Édouard Geffray,
Ministère de l’éducation nationale •
10 févr. 2026La réglementation du baccalauréat prévoit que les moyennes annuelles en histoire-géographie, en enseignement scientifique (dans la voie générale), en mathématiques (dans la voie technologique), en langues vivantes A et B, en enseignement moral et civique, en spécialité suivie uniquement en classe de première et en enseignements optionnels, relèvent du contrôle continu. L'éducation physique et sportive évaluée par un contrôle en cours de formation est également associée au contrôle continu. En tout, le contrôle continu concerne sept enseignements obligatoires. Les candidats individuels, dont les candidats scolarisés dans des établissements privés hors contrat, disposent d'une liberté dans la préparation à l'examen telle que la prise en compte des notes obtenues dans les enseignements relevant du contrôle continu n'est pas possible.
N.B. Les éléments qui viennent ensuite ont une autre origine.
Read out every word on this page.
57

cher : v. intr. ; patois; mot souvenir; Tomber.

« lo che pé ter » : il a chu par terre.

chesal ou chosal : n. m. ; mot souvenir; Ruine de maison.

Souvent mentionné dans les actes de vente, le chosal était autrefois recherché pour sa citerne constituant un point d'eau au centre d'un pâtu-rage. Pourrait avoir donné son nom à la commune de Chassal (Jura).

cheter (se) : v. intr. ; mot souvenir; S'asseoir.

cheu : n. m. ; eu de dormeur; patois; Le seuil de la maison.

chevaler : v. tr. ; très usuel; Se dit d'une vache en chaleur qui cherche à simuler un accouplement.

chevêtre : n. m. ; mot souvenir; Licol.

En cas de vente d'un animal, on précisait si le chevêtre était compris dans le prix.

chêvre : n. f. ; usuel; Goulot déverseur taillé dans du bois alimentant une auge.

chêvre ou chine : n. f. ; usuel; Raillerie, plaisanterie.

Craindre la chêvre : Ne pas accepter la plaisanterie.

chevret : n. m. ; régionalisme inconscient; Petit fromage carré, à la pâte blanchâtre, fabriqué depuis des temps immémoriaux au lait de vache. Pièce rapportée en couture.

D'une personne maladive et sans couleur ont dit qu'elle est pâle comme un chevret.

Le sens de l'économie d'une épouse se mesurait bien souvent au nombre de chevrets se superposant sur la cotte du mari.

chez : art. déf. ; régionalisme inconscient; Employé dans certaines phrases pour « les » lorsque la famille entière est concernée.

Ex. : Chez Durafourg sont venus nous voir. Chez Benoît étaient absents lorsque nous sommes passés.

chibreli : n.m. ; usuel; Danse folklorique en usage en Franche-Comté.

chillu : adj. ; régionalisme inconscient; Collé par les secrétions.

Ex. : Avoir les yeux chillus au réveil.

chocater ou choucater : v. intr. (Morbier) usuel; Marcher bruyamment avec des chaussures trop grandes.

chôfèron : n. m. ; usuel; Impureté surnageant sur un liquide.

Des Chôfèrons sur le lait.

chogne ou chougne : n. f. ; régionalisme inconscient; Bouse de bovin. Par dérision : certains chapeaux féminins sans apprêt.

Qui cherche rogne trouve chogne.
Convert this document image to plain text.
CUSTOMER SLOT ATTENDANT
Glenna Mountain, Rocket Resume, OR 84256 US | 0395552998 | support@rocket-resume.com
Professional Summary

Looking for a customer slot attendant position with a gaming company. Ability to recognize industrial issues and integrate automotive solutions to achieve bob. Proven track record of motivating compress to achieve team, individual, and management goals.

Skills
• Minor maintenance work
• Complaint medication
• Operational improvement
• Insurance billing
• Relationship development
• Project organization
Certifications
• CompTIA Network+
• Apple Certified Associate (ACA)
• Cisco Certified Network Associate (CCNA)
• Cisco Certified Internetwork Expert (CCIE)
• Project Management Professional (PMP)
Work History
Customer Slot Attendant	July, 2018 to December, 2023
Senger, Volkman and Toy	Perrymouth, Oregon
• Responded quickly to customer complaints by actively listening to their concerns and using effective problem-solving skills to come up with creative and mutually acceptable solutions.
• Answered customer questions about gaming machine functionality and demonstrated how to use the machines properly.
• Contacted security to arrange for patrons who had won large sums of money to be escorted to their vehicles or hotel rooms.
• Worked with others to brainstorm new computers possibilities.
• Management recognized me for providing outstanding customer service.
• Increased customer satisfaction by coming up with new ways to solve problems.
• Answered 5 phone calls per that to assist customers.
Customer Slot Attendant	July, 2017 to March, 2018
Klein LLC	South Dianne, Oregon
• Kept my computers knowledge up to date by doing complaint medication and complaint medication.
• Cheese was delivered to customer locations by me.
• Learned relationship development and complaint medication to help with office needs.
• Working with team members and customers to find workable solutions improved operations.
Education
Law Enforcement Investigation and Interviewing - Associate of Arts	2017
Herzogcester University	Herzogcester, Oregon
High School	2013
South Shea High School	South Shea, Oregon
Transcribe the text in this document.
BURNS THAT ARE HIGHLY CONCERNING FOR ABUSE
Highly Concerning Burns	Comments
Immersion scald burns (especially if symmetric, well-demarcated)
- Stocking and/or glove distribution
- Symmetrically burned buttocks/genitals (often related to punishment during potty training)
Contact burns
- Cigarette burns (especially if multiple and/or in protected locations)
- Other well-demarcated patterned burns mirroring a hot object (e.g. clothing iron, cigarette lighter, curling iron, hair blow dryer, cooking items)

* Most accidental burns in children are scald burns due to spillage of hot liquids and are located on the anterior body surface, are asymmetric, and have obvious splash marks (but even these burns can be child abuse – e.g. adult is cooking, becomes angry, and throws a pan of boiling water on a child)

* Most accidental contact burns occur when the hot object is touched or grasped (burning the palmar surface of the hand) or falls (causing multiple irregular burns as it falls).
Ces enseignements sont évalués via des évaluations ponctuelles organisées par les divisions des examens et concours des académies et par le service interacadémique des examens et concours (SIEC) en région parisienne. Afin que ces évaluations soient assez proches du contrôle continu et récompensent le travail régulier, les sujets sont choisis par les académies parmi les sujets disponibles dans une banque nationale publique permettant aux candidats de s'entraîner. Elles diffèrent grandement des épreuves terminales, qui reposent sur des sujets nationaux, confidentiels et nécessitant une mobilisation des connaissances pour une épreuve inédite. Il n'est pas exact d'assimiler les évaluations ponctuelles aux épreuves terminales. En outre, par souci d'équité, la réglementation permet aux candidats individuels et de l'enseignement privé hors contrat, de répartir sur deux années scolaires la passation des évaluations ponctuelles et de se placer ainsi dans une logique respectant l'esprit du contrôle continu, avec des notes au titre du contrôle continu pour l'année de première, par ailleurs valorisables dans Parcoursup. Cette différence de traitement consistant à être convoqué à des évaluations ponctuelles en fin d'année n'est donc pas disproportionnée, comme l'a tranché la décision n° 424260 du Conseil d'État qui a été rendue le 24 juillet 2019.